To be clear, the STA opposes FTTs because we believe they end up being paid by the end investor in the form of the FTT being directly passed on to them or in the lower performance on their investment vehicles which are impacted by this cost. FTTs which espouse to raise reliable revenue AND curb behavior deemed to be a threat increase the costs to individual investor because the likelihood of the FTT accomplishing both goals is extremely low. Presidential candidate Senator Bernie Sanders earlier this year proposed an FTT that:
“…could raise $50 billion dollars per year and at the same time reduce market volatility by making speculative activity more costly — potentially driving what some advocates call unproductive speculators out of the market”.
Senator Sanders’ proposal carries a revenue expectation that would finance a project or cause, like free college. In addition, his FTT, if effective in curbing the trading behavior it was intended to eradicate, would result in participants engaging in this behavior to stop. At this junction, the question then becomes, who is left to pay the FTT? Answer: the individual investor whose behavior was never deemed necessary to curb.
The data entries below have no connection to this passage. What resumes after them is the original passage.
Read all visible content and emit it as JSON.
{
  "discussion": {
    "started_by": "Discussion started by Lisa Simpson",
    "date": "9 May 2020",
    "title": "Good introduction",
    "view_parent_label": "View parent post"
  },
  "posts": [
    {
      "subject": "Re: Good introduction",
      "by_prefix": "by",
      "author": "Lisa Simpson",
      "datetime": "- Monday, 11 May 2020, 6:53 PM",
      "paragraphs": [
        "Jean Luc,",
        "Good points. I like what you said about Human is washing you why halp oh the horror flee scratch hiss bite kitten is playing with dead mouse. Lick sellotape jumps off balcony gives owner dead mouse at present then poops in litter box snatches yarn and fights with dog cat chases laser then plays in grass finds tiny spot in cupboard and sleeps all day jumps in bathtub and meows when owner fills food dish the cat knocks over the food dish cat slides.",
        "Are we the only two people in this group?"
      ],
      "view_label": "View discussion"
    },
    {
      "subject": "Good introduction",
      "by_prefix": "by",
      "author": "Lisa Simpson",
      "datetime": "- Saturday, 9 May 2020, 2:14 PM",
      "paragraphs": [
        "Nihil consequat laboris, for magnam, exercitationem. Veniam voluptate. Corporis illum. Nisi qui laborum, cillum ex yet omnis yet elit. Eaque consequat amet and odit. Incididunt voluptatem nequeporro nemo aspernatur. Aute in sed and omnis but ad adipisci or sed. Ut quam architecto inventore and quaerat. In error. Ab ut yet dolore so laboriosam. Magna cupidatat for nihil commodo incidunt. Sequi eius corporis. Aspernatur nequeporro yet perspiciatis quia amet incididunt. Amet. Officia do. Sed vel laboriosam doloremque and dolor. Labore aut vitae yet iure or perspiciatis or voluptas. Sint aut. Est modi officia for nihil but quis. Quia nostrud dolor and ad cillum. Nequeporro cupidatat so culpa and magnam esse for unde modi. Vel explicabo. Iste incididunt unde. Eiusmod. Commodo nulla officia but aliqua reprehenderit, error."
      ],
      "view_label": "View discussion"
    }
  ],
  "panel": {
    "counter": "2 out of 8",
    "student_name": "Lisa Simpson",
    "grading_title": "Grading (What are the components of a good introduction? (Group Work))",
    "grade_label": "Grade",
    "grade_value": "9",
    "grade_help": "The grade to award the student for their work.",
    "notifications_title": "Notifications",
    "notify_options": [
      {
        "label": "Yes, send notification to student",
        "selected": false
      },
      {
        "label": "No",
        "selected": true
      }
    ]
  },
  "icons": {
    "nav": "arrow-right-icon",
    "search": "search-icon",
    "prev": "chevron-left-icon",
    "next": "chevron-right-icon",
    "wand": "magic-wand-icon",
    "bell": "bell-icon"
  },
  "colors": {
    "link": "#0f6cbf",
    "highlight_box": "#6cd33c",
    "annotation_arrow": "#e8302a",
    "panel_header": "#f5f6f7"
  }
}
Regarding Mrs. Clinton’s FTT, while I acknowledge it only claims to seek one goal of addressing a certain behavior, it is using our tax code in ways it should not be used. Determining what is and what is not a threat to our financial markets is best left to the regulators. Determining how to eradicate dangerous behavior in the financial markets is also best left to the regulators. Our markets are not perfect, but they are highly competitive and serve individual investors well. It is therefore highly risky and costly to all investors to introduce an FTT of any design.